The clerk paused, pride warring with salesmanship. A woman like that would never want to admit to using such a thing, but she had to sell Git’s wares as hard as she could. I enjoyed the little ruse.
“Don’t be petty Ragnar,” Git’s familiar voice, low and steady for a goblin, drifted out of the back room. “I have enough trouble keeping good help without your jests. Besides, we both know that a potion that could convince a maiden to love to a man like you is beyond any alchemist in Myrrhn.”
“Who wants maidens?” I said, grinning at the clerk as she returned to her post. “I prefer someone who knows what she is doing.”
“I assume you have business, Ragnar?” said Git. “If you do, come back here so I don’t have to yell. If you don’t, come back after work and we can have a drink then.”
“Polite,” I noted. “Does that mean you have forgiven me for the Vestal Cult?”
“… no,” said Git flatly. “It means that I have discovered through long suffering trial and error, that the best way to get rid of you is to be polite and to the point.”
“Garm’s secret lore!” I exclaimed mockingly.
I squeezed through the door at the back of the shop. I had to concentrate on keeping my nose in check. Odours, both curious and offensive, demanded my attention. Glass vials full of bubbling liquids, decanters, and a spinning centrifuge. Git was grinding herbs at a mortar and pestle. The skin on his fingers was stained a deepre green. His long ears drooped, making him look old and tired. I sniffed — he was making an expensive dye; most alchemists make their money with mundane tasks, which are less demanding than the art.
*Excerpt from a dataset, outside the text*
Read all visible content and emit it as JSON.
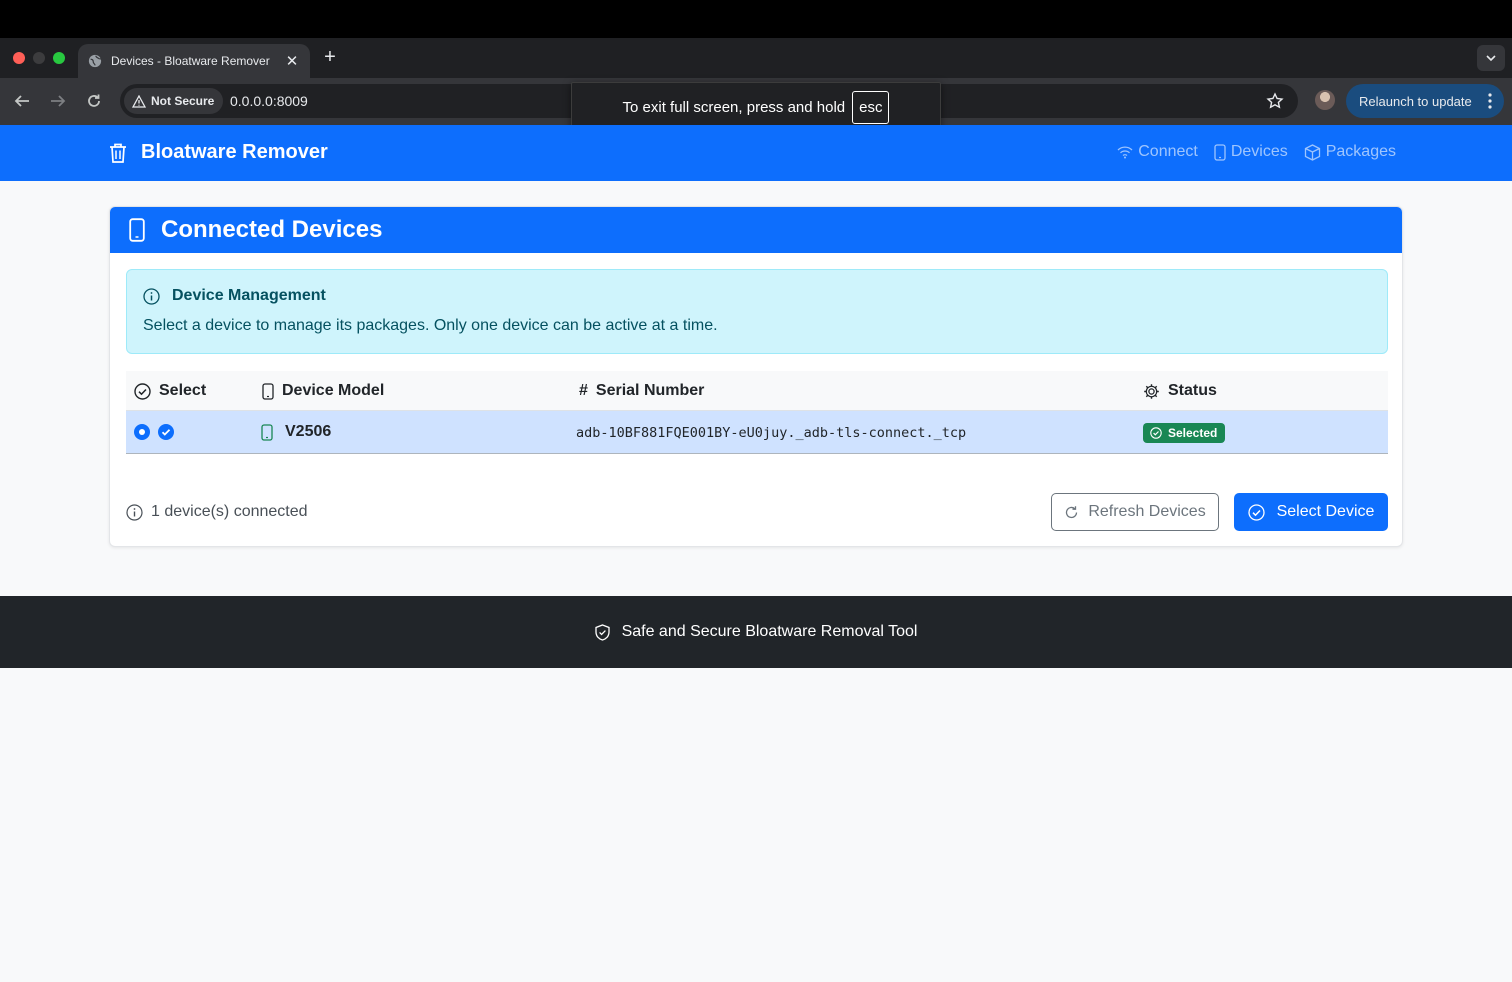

“It has been some time, my friend,” I said, extending my hand.
Git clasped forearms with me, our eyes met briefly before he sat down and returned to his task. He looked sharp-minded, as ever.
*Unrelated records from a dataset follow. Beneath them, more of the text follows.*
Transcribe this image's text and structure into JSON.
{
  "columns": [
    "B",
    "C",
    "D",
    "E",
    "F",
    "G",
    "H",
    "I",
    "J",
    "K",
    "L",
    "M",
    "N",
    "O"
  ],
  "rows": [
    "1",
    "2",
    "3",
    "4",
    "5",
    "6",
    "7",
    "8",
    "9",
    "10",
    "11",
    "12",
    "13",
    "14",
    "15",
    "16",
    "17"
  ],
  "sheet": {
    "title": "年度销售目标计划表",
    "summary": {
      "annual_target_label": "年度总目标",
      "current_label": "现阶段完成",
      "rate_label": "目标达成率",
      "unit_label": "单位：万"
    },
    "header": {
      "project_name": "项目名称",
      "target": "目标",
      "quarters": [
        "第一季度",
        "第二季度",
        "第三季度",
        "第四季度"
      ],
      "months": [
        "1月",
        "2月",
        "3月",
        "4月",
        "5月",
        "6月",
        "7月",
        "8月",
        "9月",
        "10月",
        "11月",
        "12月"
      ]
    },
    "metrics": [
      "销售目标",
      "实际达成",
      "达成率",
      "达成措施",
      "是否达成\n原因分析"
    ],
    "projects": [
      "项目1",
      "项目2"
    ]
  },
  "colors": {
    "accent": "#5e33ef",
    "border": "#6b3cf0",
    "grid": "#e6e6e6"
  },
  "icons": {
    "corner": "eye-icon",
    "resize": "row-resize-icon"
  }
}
“This about a case?” he asked.
“Yes, I am looking to pick your brain about a particular poison,” I said. I went on to describe the effects of the poison, as well as the way it smelled.
“Hmmmm,” said Git. “That sounds like a specialty item. Most people would just go for something lethal — even white spider venom would be less expensive than a poison that paralyzes that effectively and still allows feeling. Only Gregor the Grey and The Borik Sisters are skilled enough to make such a thing as well as unscrupulous enough to sell it.”
“Excellent,” I said. “That is a pretty short list.”
“You should be wary on this one, Ragnar,” said Git. “A poison like this costs a fortune. Your wolves can’t help you here if you anger someone with real power. They may not be able to kill you, but they can certainly bury you for a long, long time.”
“I do not fear death Git,” I said. “And the wolves are just at home hunting in city streets.”
“Well, I want no part of this one, Ragnar.” said Git. “I’m a legitimate businessman now. I cannot afford to anger the guilds or the merchant houses.”
“It is a shame, my friend,” I said. “We had some good times didn’t we.”
“We did,” said Git. “Some very good times, but also some bad ones, Ragnar.”
I left it at that. I lifted the conversation to lighter topics, ale and money, before taking my leave. I did not want thoughts of the past to cloud my judgement on a fine day like this. I still had to visit Gregor the Grey and The Borik Sisters.
Moments after I left Git’s shop it began to rain. I smiled. The rain was cold and pure, born of the northern winds. It reminded me of home. It wiped away the foul smells of Burning Hill and Myrrhn in general and filled my ears with cheerful drumming. I let go of the unspoken sorrows of the past, the deaths and failures that lay between Git and I, and thought of home.
I almost didn’t notice the assassin.